I heard of a Diploma course in Digital Visual Media at the IMAGE here at Cochin.They are charging Rs.75000 for a 2 year part time(only saturdays) course.

Iam planning to complete that course + my BCA(As programming skills will do good when I go for  web designing and all that stuff.Also it is a degree.) + a PG degree from IMAGE Chennai.

But now my Parents are saying that such courses may not be accepted by many and animation doesnt have any scope (That I know is out of their ignorance).

Is Diploma from IMAGE having any value?Is my idea a good idea?
Please help me......


----------



## VideoEditingIndia (Oct 31, 2007)

No, its nothing with the course. Its your creativity and ability, not only your interest. IMAGE is good but  I don't recommend you to spend that much amount now. Concentrate on your degree now, join any cheap course from Image. If you get the interest, pay as much as you can to learn. Don't waste your money unless knowing your ability.

Career, Yes come to chennai/mumbai you will get a job in this field. Prasad studio is conducting interviews every month.


----------



## gaurav_indian (Oct 31, 2007)

VideoEditingIndia said:
			
		

> No, its nothing with the course. Its your creativity and ability, not only your interest. IMAGE is good but  I don't recommend you to spend that much amount now. Concentrate on your degree now, join any cheap course from Image. If you get the interest, pay as much as you can to learn. Don't waste your money unless knowing your ability.
> 
> Career, Yes come to chennai/mumbai you will get a job in this field. Prasad studio is conducting interviews every month.

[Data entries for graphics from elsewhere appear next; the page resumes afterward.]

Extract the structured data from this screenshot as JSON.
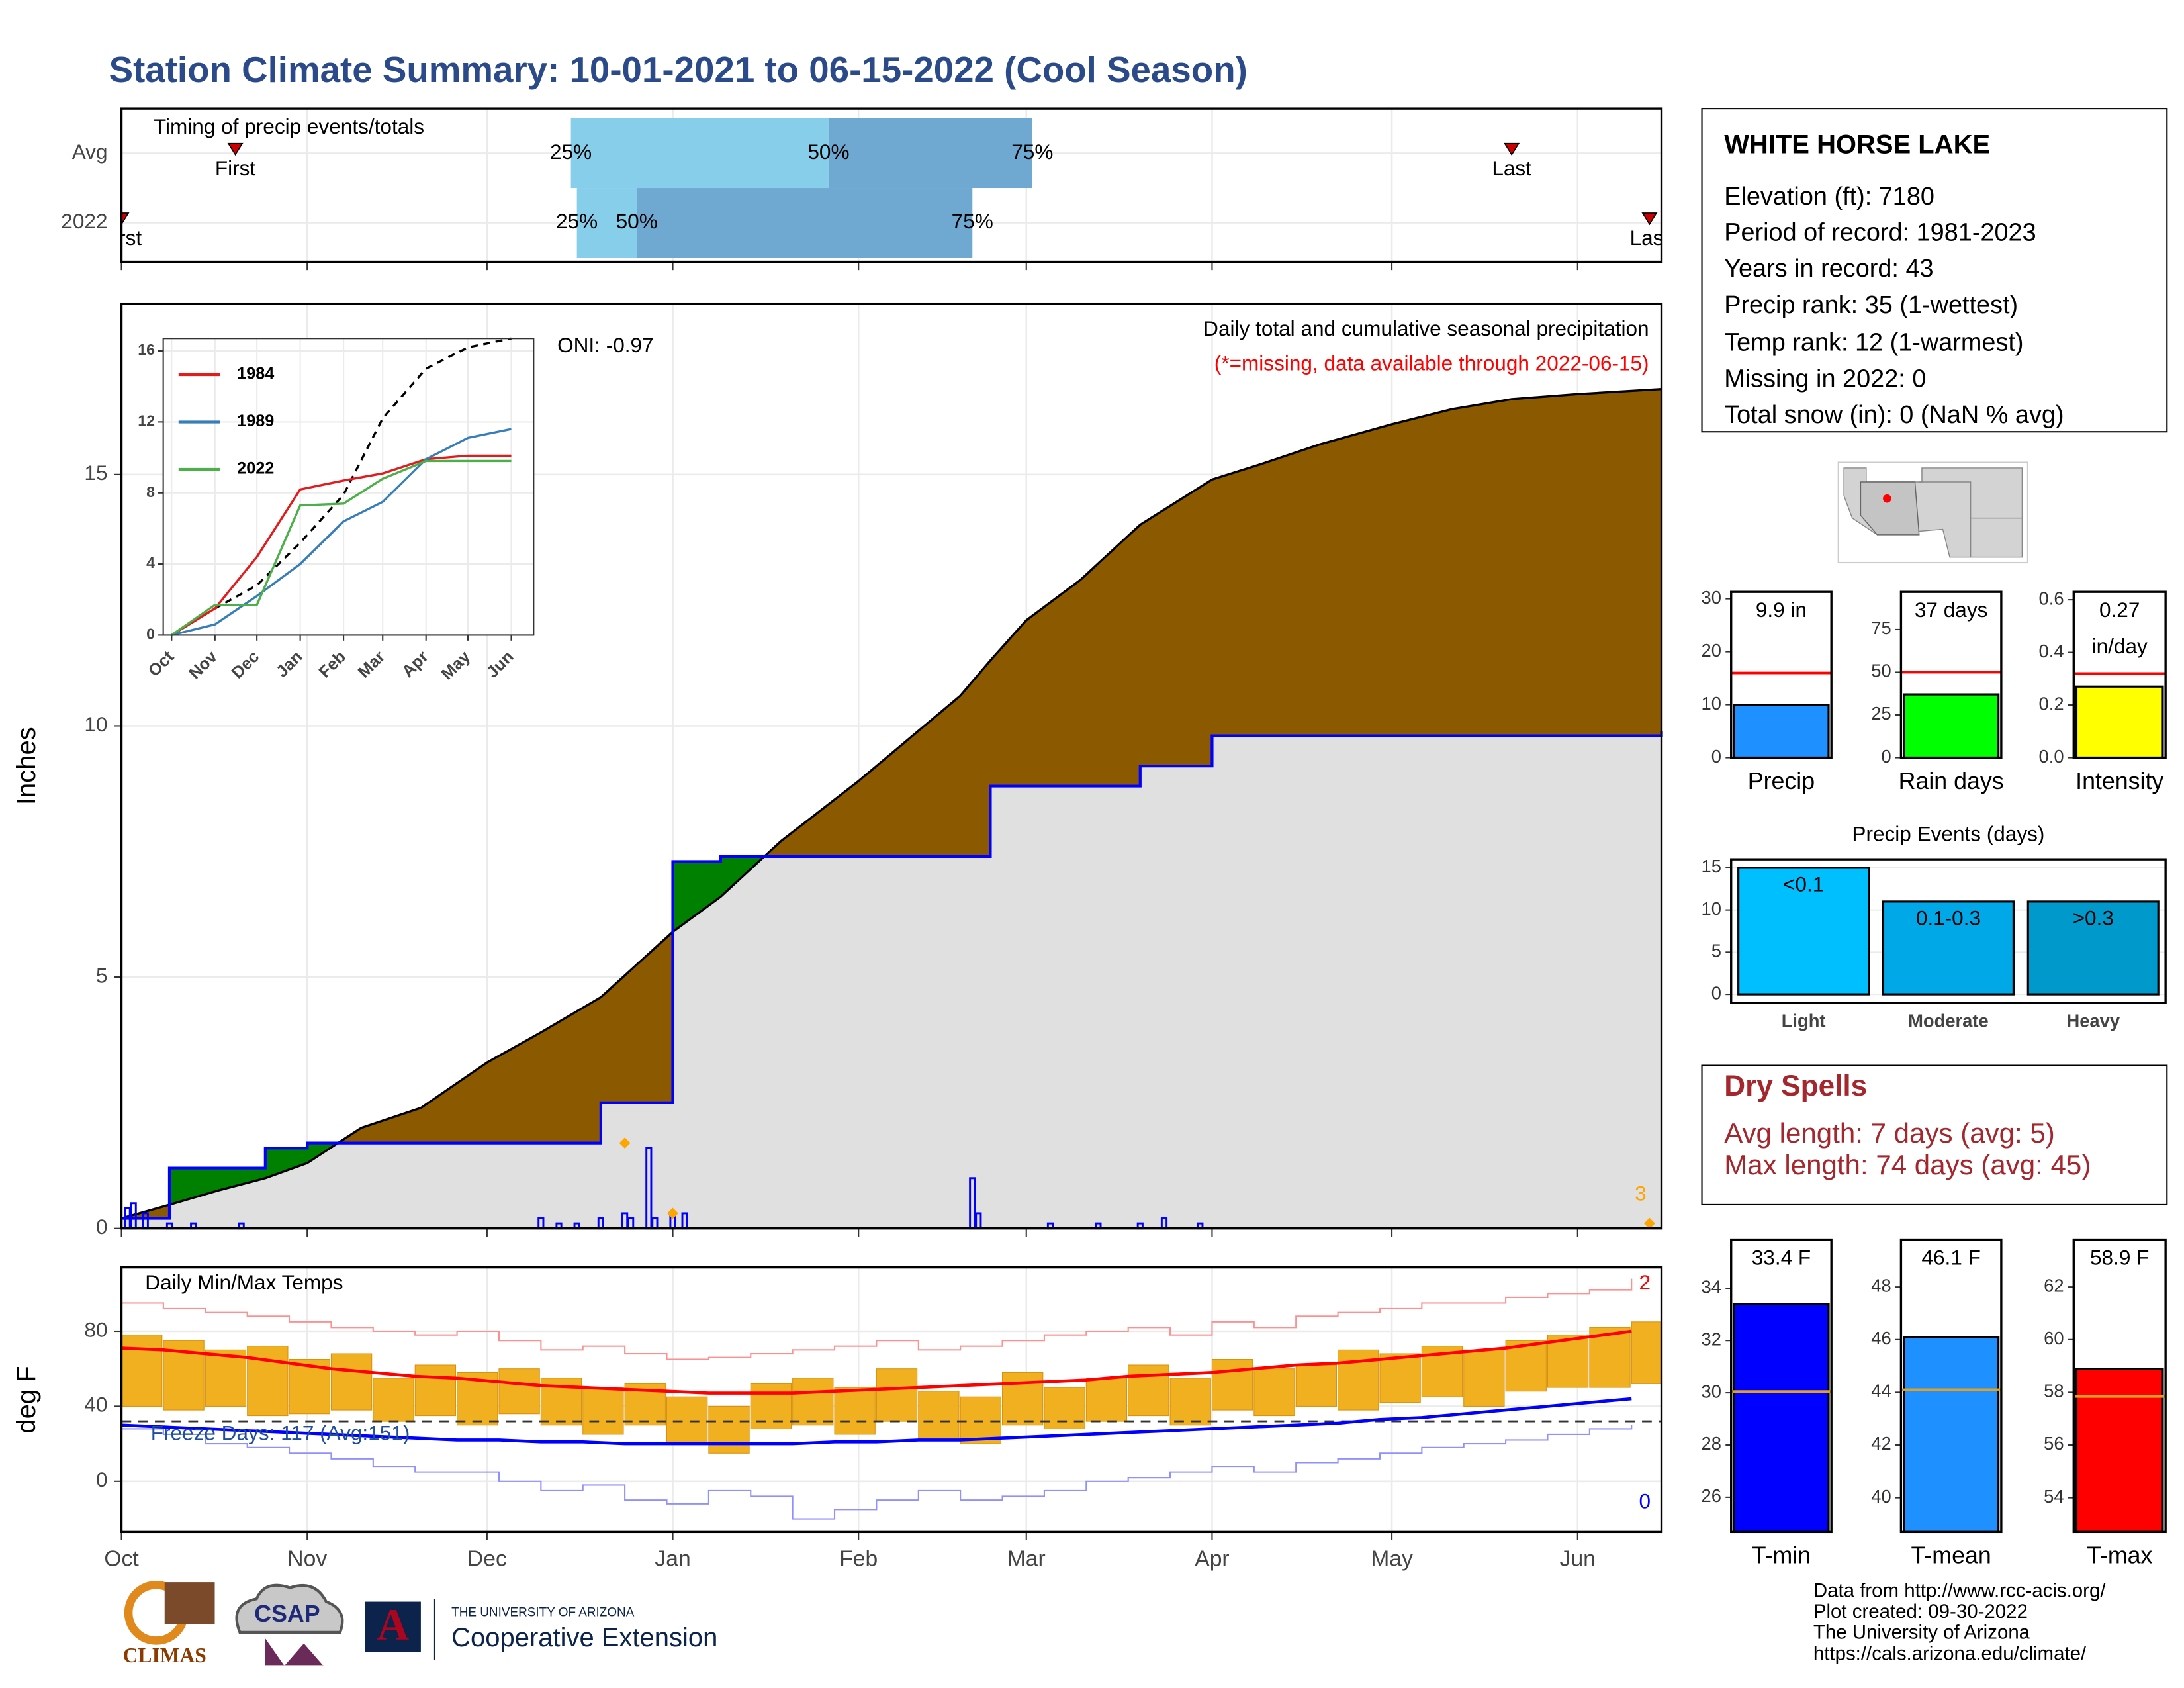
{
  "title": "Station Climate Summary: 10-01-2021 to 06-15-2022 (Cool Season)",
  "station": {
    "name": "WHITE HORSE LAKE",
    "lines": [
      "Elevation (ft): 7180",
      "Period of record: 1981-2023",
      "Years in record: 43",
      "Precip rank: 35 (1-wettest)",
      "Temp rank: 12 (1-warmest)",
      "Missing in 2022: 0",
      "Total snow (in): 0 (NaN % avg)"
    ]
  },
  "dry_spells": {
    "title": "Dry Spells",
    "lines": [
      "Avg length: 7 days (avg: 5)",
      "Max length: 74 days (avg: 45)"
    ]
  },
  "credits": [
    "Data from http://www.rcc-acis.org/",
    "Plot created: 09-30-2022",
    "The University of Arizona",
    "https://cals.arizona.edu/climate/"
  ],
  "logos": {
    "climas": "CLIMAS",
    "csap": "CSAP",
    "ua_mark": "A",
    "ua_name": "THE UNIVERSITY OF ARIZONA",
    "unit": "Cooperative Extension"
  },
  "chart_data": [
    {
      "type": "timing",
      "label": "Timing of precip events/totals",
      "categories": [
        "Avg",
        "2022"
      ],
      "markers": [
        "First",
        "25%",
        "50%",
        "75%",
        "Last"
      ],
      "values": [
        [
          19,
          75,
          118,
          152,
          232
        ],
        [
          0,
          76,
          86,
          142,
          255
        ]
      ],
      "colors": [
        "#87ceeb",
        "#6fa8d1"
      ],
      "marker_color": "#cc0000",
      "xlim": [
        0,
        257
      ],
      "xticks": [
        0,
        31,
        61,
        92,
        123,
        151,
        182,
        212,
        243
      ]
    },
    {
      "type": "cumulative",
      "title": "Daily total and cumulative seasonal precipitation",
      "subtitle": "(*=missing, data available through 2022-06-15)",
      "annotation": "ONI: -0.97",
      "count_label": "3",
      "ylabel": "Inches",
      "x": [
        0,
        8,
        16,
        24,
        31,
        40,
        50,
        61,
        70,
        80,
        92,
        100,
        110,
        123,
        130,
        140,
        145,
        151,
        160,
        170,
        182,
        190,
        200,
        212,
        222,
        232,
        243,
        257
      ],
      "series": [
        {
          "color": "#000000",
          "fill": "#8b5a00",
          "values": [
            0.2,
            0.47,
            0.75,
            1.0,
            1.3,
            2.0,
            2.4,
            3.3,
            3.9,
            4.6,
            5.9,
            6.6,
            7.7,
            8.9,
            9.6,
            10.6,
            11.3,
            12.1,
            12.9,
            14.0,
            14.9,
            15.2,
            15.6,
            16.0,
            16.3,
            16.5,
            16.6,
            16.7
          ]
        },
        {
          "color": "#0000ff",
          "fill": "#e0e0e0",
          "values": [
            0.2,
            1.2,
            1.2,
            1.6,
            1.7,
            1.7,
            1.7,
            1.7,
            1.7,
            2.5,
            7.3,
            7.4,
            7.4,
            7.4,
            7.4,
            7.4,
            8.8,
            8.8,
            8.8,
            9.2,
            9.8,
            9.8,
            9.8,
            9.8,
            9.8,
            9.8,
            9.8,
            9.9
          ]
        }
      ],
      "above_fill": "#008000",
      "daily": {
        "color": "#0000ff",
        "x": [
          1,
          2,
          4,
          8,
          12,
          20,
          70,
          73,
          76,
          80,
          84,
          85,
          88,
          89,
          92,
          94,
          142,
          143,
          155,
          163,
          170,
          174,
          180
        ],
        "values": [
          0.4,
          0.5,
          0.3,
          0.1,
          0.1,
          0.1,
          0.2,
          0.1,
          0.1,
          0.2,
          0.3,
          0.2,
          1.6,
          0.2,
          0.3,
          0.3,
          1.0,
          0.3,
          0.1,
          0.1,
          0.1,
          0.2,
          0.1
        ]
      },
      "flags": {
        "color": "#ffa500",
        "x": [
          84,
          92,
          255
        ],
        "values": [
          1.7,
          0.3,
          0.1
        ]
      },
      "xlim": [
        0,
        257
      ],
      "ylim": [
        0,
        18.4
      ],
      "yticks": [
        0,
        5,
        10,
        15
      ],
      "xticks": [
        0,
        31,
        61,
        92,
        123,
        151,
        182,
        212,
        243
      ],
      "grid": true
    },
    {
      "type": "line",
      "x": [
        0,
        31,
        61,
        92,
        123,
        151,
        182,
        212,
        243
      ],
      "series": [
        {
          "name": "1984",
          "color": "#e41a1c",
          "values": [
            0,
            1.5,
            4.4,
            8.2,
            8.7,
            9.1,
            9.9,
            10.1,
            10.1
          ]
        },
        {
          "name": "1989",
          "color": "#377eb8",
          "values": [
            0,
            0.6,
            2.2,
            4.0,
            6.4,
            7.5,
            9.9,
            11.1,
            11.6
          ]
        },
        {
          "name": "2022",
          "color": "#4daf4a",
          "values": [
            0,
            1.7,
            1.7,
            7.3,
            7.4,
            8.8,
            9.8,
            9.8,
            9.8
          ]
        }
      ],
      "average": {
        "color": "#000000",
        "values": [
          0,
          1.5,
          2.8,
          5.2,
          7.9,
          12.2,
          15.0,
          16.2,
          16.7
        ]
      },
      "xlim": [
        -6,
        259
      ],
      "ylim": [
        0,
        16.7
      ],
      "yticks": [
        0,
        4,
        8,
        12,
        16
      ],
      "xticks": [
        {
          "value": 0,
          "label": "Oct"
        },
        {
          "value": 31,
          "label": "Nov"
        },
        {
          "value": 61,
          "label": "Dec"
        },
        {
          "value": 92,
          "label": "Jan"
        },
        {
          "value": 123,
          "label": "Feb"
        },
        {
          "value": 151,
          "label": "Mar"
        },
        {
          "value": 182,
          "label": "Apr"
        },
        {
          "value": 212,
          "label": "May"
        },
        {
          "value": 243,
          "label": "Jun"
        }
      ]
    },
    {
      "type": "temperature",
      "label": "Daily Min/Max Temps",
      "annotation": "Freeze Days: 117 (Avg:151)",
      "max_count_label": "2",
      "min_count_label": "0",
      "ylabel": "deg F",
      "x": [
        0,
        7,
        14,
        21,
        28,
        35,
        42,
        49,
        56,
        63,
        70,
        77,
        84,
        91,
        98,
        105,
        112,
        119,
        126,
        133,
        140,
        147,
        154,
        161,
        168,
        175,
        182,
        189,
        196,
        203,
        210,
        217,
        224,
        231,
        238,
        245,
        252
      ],
      "obs_max": [
        78,
        75,
        70,
        72,
        65,
        68,
        55,
        62,
        58,
        60,
        55,
        50,
        52,
        45,
        40,
        52,
        55,
        50,
        60,
        48,
        45,
        58,
        50,
        55,
        62,
        55,
        65,
        60,
        62,
        70,
        68,
        72,
        70,
        75,
        78,
        82,
        85
      ],
      "obs_min": [
        40,
        38,
        40,
        35,
        36,
        38,
        32,
        35,
        30,
        36,
        30,
        25,
        30,
        20,
        15,
        28,
        30,
        25,
        32,
        22,
        20,
        30,
        28,
        32,
        35,
        30,
        38,
        35,
        40,
        38,
        42,
        45,
        40,
        48,
        50,
        50,
        52
      ],
      "normal_max": [
        71,
        70,
        68,
        66,
        63,
        60,
        58,
        56,
        55,
        53,
        51,
        50,
        49,
        48,
        47,
        47,
        47,
        48,
        49,
        50,
        51,
        52,
        53,
        54,
        56,
        57,
        58,
        60,
        62,
        63,
        65,
        67,
        69,
        71,
        74,
        77,
        80
      ],
      "normal_min": [
        30,
        29,
        28,
        27,
        26,
        25,
        24,
        23,
        22,
        22,
        21,
        21,
        20,
        20,
        20,
        20,
        20,
        21,
        21,
        22,
        22,
        23,
        24,
        25,
        26,
        27,
        28,
        29,
        30,
        31,
        33,
        34,
        36,
        38,
        40,
        42,
        44
      ],
      "extreme_max": [
        95,
        92,
        90,
        88,
        85,
        82,
        80,
        78,
        80,
        75,
        70,
        72,
        68,
        65,
        66,
        68,
        70,
        72,
        75,
        70,
        72,
        75,
        78,
        80,
        82,
        78,
        85,
        82,
        88,
        90,
        92,
        95,
        95,
        98,
        100,
        102,
        108
      ],
      "extreme_min": [
        28,
        25,
        20,
        18,
        15,
        12,
        8,
        5,
        5,
        0,
        -5,
        -2,
        -10,
        -12,
        -5,
        -8,
        -20,
        -15,
        -10,
        -5,
        -10,
        -8,
        -5,
        0,
        2,
        5,
        8,
        5,
        10,
        12,
        15,
        18,
        20,
        22,
        25,
        28,
        30
      ],
      "colors": {
        "obs": "#f0b020",
        "normal_max": "#ff0000",
        "normal_min": "#0000ff",
        "extreme_max": "#ff9090",
        "extreme_min": "#9090ff"
      },
      "freeze_line": 32,
      "xlim": [
        0,
        257
      ],
      "ylim": [
        -27,
        114
      ],
      "yticks": [
        0,
        40,
        80
      ],
      "xticks": [
        {
          "value": 0,
          "label": "Oct"
        },
        {
          "value": 31,
          "label": "Nov"
        },
        {
          "value": 61,
          "label": "Dec"
        },
        {
          "value": 92,
          "label": "Jan"
        },
        {
          "value": 123,
          "label": "Feb"
        },
        {
          "value": 151,
          "label": "Mar"
        },
        {
          "value": 182,
          "label": "Apr"
        },
        {
          "value": 212,
          "label": "May"
        },
        {
          "value": 243,
          "label": "Jun"
        }
      ],
      "grid": true
    },
    {
      "type": "gauge",
      "categories": [
        "Precip"
      ],
      "values": [
        9.9
      ],
      "value_labels": [
        "9.9 in"
      ],
      "color": "#1e90ff",
      "reference": 16,
      "reference_color": "#ff0000",
      "ylim": [
        0,
        31.3
      ],
      "yticks": [
        0,
        10,
        20,
        30
      ]
    },
    {
      "type": "gauge",
      "categories": [
        "Rain days"
      ],
      "values": [
        37
      ],
      "value_labels": [
        "37 days"
      ],
      "color": "#00ff00",
      "reference": 50,
      "reference_color": "#ff0000",
      "ylim": [
        0,
        97
      ],
      "yticks": [
        0,
        25,
        50,
        75
      ]
    },
    {
      "type": "gauge",
      "categories": [
        "Intensity"
      ],
      "values": [
        0.27
      ],
      "value_labels": [
        "0.27 in/day"
      ],
      "color": "#ffff00",
      "reference": 0.32,
      "reference_color": "#ff0000",
      "ylim": [
        0,
        0.63
      ],
      "yticks": [
        {
          "value": 0,
          "label": "0.0"
        },
        0.2,
        0.4,
        0.6
      ]
    },
    {
      "type": "events",
      "title": "Precip Events (days)",
      "categories": [
        "Light",
        "Moderate",
        "Heavy"
      ],
      "bin_labels": [
        "<0.1",
        "0.1-0.3",
        ">0.3"
      ],
      "values": [
        15,
        11,
        11
      ],
      "colors": [
        "#00bfff",
        "#00a8e8",
        "#0099cc"
      ],
      "ylim": [
        -1,
        16
      ],
      "yticks": [
        0,
        5,
        10,
        15
      ],
      "grid": true
    },
    {
      "type": "gauge",
      "categories": [
        "T-min"
      ],
      "values": [
        33.4
      ],
      "value_labels": [
        "33.4 F"
      ],
      "color": "#0000ff",
      "reference": 30.05,
      "reference_color": "#e0a020",
      "ylim": [
        24.67,
        35.87
      ],
      "yticks": [
        26,
        28,
        30,
        32,
        34
      ]
    },
    {
      "type": "gauge",
      "categories": [
        "T-mean"
      ],
      "values": [
        46.1
      ],
      "value_labels": [
        "46.1 F"
      ],
      "color": "#1e90ff",
      "reference": 44.1,
      "reference_color": "#e0a020",
      "ylim": [
        38.7,
        49.8
      ],
      "yticks": [
        40,
        42,
        44,
        46,
        48
      ]
    },
    {
      "type": "gauge",
      "categories": [
        "T-max"
      ],
      "values": [
        58.9
      ],
      "value_labels": [
        "58.9 F"
      ],
      "color": "#ff0000",
      "reference": 57.84,
      "reference_color": "#e0a020",
      "ylim": [
        52.7,
        63.8
      ],
      "yticks": [
        54,
        56,
        58,
        60,
        62
      ]
    }
  ]
}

I agree with some part of your post.
I am also doing animation course.I have completed my BCA and pursuing MCA.My interest is in animations and 3D stuff.So if ajay can concentrate on animations then its no harm.I dont know about IMAGE.Is it good?
And ajay animation has a huge scope it will take another 3-4 years,so if you are planning to jump into this industry go for it.By the time you will finish your course animators demand will be going to increase.Mumbai is the place becoz lots of production studios are there.I have heard that big game companies like EA,Atari are planning to set up their production companies in Bangalore.But it will be your creativity and hardwork that can get you a good job.Every course has its value.But degree is also important.


----------



## VideoEditingIndia (Oct 31, 2007)

Man, I was in this field for the last 10 years and now in Prasad Studio, Chennai. From where you are studying Animation? Chennai is the best place for Film animation Studios, but you should know Tamil or Hindi. You have to choose your field: Film or Gaming. Maya is in Peak in Film industry while SoftImage has also good scope. Go for 3D Max if you are interested in Game designing. 

My suggestion is why you are wasting so much money to learn Maya or 3D Max...Join a small academy. Learn photography, arts and cinematography yourself. Finish your degree, Join a small company and waste one/two years to be a Master. Then apply to production studios, you will get a job in one year.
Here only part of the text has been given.